Green Island Blog

zondag 24 augustus 2014

Feesten, altijd maar feesten

‘Als jullie zin hebben in een overheerlijke lunch, dan moet je eens naar Spiros en Voula in Strongili gaan’, mailde Babs, voor wie wij op de kippen passen. Nou, dat hoef je tegen ons maar een keer te zeggen.
De volgende dag besluiten wij het waarheidsgehalte van Babs’ bewering te testen en rijden via de lange slingerweg naar Strongili. Het plaatsje ligt ruim 200 meter lager dan de plek waar we verblijven, dus we leggen de afstand in recordsnelheid af.
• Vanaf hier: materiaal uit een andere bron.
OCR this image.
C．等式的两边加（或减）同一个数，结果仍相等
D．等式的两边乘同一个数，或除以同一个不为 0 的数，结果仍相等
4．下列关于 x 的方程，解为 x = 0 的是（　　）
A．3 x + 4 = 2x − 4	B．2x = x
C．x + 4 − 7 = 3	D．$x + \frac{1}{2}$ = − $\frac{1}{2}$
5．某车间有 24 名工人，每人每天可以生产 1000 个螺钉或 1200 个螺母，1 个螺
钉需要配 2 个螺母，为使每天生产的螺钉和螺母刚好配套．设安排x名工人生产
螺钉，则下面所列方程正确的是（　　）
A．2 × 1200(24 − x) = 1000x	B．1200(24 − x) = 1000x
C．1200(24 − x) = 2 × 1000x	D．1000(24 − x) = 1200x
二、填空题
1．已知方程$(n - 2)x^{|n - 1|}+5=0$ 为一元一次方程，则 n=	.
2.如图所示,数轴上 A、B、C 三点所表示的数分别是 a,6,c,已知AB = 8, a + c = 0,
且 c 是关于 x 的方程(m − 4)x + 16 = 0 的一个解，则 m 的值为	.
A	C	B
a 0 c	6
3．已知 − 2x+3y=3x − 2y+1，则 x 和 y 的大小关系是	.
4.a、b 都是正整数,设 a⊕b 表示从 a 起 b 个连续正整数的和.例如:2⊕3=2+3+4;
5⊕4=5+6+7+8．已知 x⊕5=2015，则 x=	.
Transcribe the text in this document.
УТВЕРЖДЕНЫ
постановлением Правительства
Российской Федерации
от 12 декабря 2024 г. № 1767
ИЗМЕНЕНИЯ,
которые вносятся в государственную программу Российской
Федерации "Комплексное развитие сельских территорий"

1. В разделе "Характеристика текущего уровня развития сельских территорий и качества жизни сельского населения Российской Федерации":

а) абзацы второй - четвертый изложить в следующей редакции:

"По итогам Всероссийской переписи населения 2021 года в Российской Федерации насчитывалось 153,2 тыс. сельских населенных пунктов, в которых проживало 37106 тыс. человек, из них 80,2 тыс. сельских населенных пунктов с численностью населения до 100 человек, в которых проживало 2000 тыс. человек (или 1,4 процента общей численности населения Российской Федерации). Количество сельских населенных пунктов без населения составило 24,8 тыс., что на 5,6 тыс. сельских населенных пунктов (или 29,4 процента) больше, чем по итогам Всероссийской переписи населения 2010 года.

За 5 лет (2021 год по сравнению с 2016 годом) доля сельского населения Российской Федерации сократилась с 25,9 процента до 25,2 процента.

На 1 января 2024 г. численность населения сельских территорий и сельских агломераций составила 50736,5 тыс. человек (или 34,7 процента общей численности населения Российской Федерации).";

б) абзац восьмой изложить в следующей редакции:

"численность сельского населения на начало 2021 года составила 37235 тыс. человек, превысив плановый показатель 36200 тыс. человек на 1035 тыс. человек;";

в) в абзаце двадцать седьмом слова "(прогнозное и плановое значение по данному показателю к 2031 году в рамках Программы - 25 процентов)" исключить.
Wanneer we het dorpje binnen rijden, is het uitermate rustig in de zonnige hoofdstraat. In de zinderende hitte rijden een paar jongetjes rondjes op hun fietsen. Een snoeioud scootertje met daarop een nog oudere Griek tuft op zijn gemak voorbij en een luie hond zoekt een schaduwrijk plekje om eens lekker aan zijn ballen te krabben. Verder niets.
Domme toeristen als wij zijn, houden wij er nog steeds geen rekening mee dat veel Grieken later op de middag altijd een uiltje knappen. Dan kan het dus zomaar gebeuren dat je bij een restaurant voor een gesloten deur staat. Zo niet bij Spiros Taverna. Een knaap van een jaar of 14 zit op het door druivenranken overgroeide terras en speelt wat op een gitaar. Een iets ouder meisje zingt erbij en twee jonge knulletjes zijn aandachtig toeschouwer van het rustieke tafereeltje. Bij onze entree kijkt het kwartet op van hun spel en de gitarist begroet ons. Ik vraag hem of de taverna gesloten is.
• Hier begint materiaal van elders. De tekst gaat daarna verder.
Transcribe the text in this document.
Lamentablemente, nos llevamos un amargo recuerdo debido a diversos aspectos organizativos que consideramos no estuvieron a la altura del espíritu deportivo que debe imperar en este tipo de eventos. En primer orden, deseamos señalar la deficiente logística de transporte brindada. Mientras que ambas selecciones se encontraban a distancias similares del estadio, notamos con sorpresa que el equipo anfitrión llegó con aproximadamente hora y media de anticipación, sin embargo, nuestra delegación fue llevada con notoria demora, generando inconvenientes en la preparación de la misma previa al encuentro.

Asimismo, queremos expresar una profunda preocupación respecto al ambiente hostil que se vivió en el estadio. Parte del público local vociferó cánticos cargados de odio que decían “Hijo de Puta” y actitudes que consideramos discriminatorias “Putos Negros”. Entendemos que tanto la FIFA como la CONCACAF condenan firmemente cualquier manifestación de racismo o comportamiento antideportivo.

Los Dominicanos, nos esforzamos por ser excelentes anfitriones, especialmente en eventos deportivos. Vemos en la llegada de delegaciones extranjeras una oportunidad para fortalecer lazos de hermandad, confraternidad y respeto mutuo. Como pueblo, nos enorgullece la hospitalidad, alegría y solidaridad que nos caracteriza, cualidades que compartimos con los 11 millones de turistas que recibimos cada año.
Nee nee, haast hij zich te zeggen, ik neem even waar. Mijn ouders zijn even weg, maar die kunnen hier zo zijn.
Wij vragen of we wat kunnen eten. Maar natuurlijk! Gaat u zitten, wat wilt u drinken? Dat laten wij ons geen twee keer zeggen op deze warme middag.
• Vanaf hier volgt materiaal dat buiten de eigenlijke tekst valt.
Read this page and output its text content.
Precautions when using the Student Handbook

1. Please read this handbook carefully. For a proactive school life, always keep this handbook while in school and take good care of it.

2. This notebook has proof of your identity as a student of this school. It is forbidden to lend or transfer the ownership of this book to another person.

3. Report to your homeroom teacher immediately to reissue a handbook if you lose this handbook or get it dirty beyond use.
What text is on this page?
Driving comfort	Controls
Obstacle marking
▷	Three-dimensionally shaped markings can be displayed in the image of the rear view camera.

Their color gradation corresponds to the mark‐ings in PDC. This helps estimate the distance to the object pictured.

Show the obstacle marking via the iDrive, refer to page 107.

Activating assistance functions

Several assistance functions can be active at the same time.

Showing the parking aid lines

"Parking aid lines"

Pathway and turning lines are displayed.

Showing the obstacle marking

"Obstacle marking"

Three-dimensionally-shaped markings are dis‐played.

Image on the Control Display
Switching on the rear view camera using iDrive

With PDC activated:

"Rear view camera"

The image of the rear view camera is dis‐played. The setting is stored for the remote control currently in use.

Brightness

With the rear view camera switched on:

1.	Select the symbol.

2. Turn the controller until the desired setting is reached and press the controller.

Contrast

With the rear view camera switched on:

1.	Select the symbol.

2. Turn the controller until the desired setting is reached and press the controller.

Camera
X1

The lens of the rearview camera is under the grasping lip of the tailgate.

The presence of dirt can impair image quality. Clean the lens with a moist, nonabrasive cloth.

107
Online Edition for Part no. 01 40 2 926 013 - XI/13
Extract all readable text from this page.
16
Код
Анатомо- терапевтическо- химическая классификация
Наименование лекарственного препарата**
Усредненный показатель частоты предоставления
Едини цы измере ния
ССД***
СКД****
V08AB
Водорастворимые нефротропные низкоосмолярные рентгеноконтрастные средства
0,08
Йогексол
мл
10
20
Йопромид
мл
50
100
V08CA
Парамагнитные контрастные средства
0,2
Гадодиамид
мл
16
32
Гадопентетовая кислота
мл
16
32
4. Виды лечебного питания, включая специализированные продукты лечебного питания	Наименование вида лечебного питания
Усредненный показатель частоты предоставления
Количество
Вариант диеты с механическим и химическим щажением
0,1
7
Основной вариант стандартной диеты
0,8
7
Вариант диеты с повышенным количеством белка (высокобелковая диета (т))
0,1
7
Als hij onze drankjes serveert, vragen wij of het niet teveel moeite is om de vuren op te stoken. Nee hoor, helemaal niet. Hij heeft zijn vader inmiddels aan de telefoon gehad en die heeft moeders het bed uit geschopt en onverwijld onze kant op gestuurd. Ah, nou, dan moet het maar, al voelen wij ons een beetje schuldig.
Wij genieten van onze gekoelde drankjes en de rust van een klein dorpje ergens midden op Corfu. De jongelui hebben hun muzikale bezigheden weer opgepakt en de kinderen fietsen onvermoeibaar hun rondjes. Een stokoud besje met kromme beentjes en beladen met een bos kreupelhout strompelt moeizaam op haar stok steunend voorbij. Na een minuut of tien komt vanuit het restaurant een vriendelijk uitziende blonde dame naar ons tafeltje en vraagt wat wij willen eten. Navraag leert dat dit Voula is.
Wij laten ons voorlichten en bestellen beiden een hoofdgerecht. Voula beveelt ook enkele voorgerechten aan en wij laten ons verrassen.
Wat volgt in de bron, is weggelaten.